Thanks for your inquiry. Please
note that the latest version of Aspose.Words for Java is completely
auto-ported from .NET, i.e. we do not write code for Aspose.Words for
Java; it is generated out automatically from C# code of Aspose.Words for
.NET. So there should not be any significant difference in
functionalities between Java and .NET versions because the code is
mostly the same.

As a workaround of this issue, we suggest you please use following PdfSaveOptions. Hope this helps you.

PdfSaveOptions options = new PdfSaveOptions();
options.getDownsampleOptions().setDownsampleImages(false);
options.setImageCompression(PdfImageCompression.JPEG);
options.setJpegQuality(80);

Thanks Tahir. Your JPEG suggestion improves the memory performance considerably, but the time performance is still very bad. Additionally, our images happen to be big white diagrams, with single-pixel black lines drawn all over them. It’s a worst-case for JPEG and a best-case for PNG.

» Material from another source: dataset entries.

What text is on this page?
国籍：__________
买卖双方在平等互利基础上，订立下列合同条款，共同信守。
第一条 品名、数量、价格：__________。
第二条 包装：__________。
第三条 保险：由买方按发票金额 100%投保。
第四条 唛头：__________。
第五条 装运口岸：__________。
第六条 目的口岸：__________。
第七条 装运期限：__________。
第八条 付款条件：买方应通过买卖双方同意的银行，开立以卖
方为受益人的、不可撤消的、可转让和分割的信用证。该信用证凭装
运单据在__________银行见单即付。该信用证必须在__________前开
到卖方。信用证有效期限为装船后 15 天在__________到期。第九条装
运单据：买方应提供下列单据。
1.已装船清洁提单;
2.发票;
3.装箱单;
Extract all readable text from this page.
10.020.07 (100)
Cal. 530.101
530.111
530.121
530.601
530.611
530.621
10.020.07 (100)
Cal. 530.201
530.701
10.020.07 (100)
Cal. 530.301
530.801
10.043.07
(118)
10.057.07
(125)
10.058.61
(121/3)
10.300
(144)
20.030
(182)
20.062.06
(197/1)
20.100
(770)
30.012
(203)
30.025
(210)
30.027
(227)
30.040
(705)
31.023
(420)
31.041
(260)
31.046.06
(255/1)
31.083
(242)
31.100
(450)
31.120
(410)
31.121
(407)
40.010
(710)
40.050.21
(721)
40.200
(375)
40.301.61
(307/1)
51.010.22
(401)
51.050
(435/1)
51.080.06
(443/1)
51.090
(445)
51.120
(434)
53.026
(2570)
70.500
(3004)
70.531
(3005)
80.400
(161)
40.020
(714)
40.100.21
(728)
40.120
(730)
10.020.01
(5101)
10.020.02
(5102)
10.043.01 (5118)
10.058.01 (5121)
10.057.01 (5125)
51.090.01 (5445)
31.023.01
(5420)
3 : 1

With JPEG: 56 seconds, 800 MB (looks like it’s just limited by GC frequency, could probably run in less).
Without JPEG: 65 seconds, 1.8GB (same as before)

Hi Edgar,

Thanks for your feedback. We will update you via this forum thread once this issue is resolved. Thanks for your patience.

Hi Edgar,

Further to my last, the very best way is to use source images in Jpeg format instead of Png. In this case memory usage and speed when saving to Pdf will be almost the same as for saving to Docx. Hope this helps.

The issues you have found earlier (filed as WORDSNET-11008) have been fixed in this Aspose.Words for .NET 23.10 update also available on NuGet.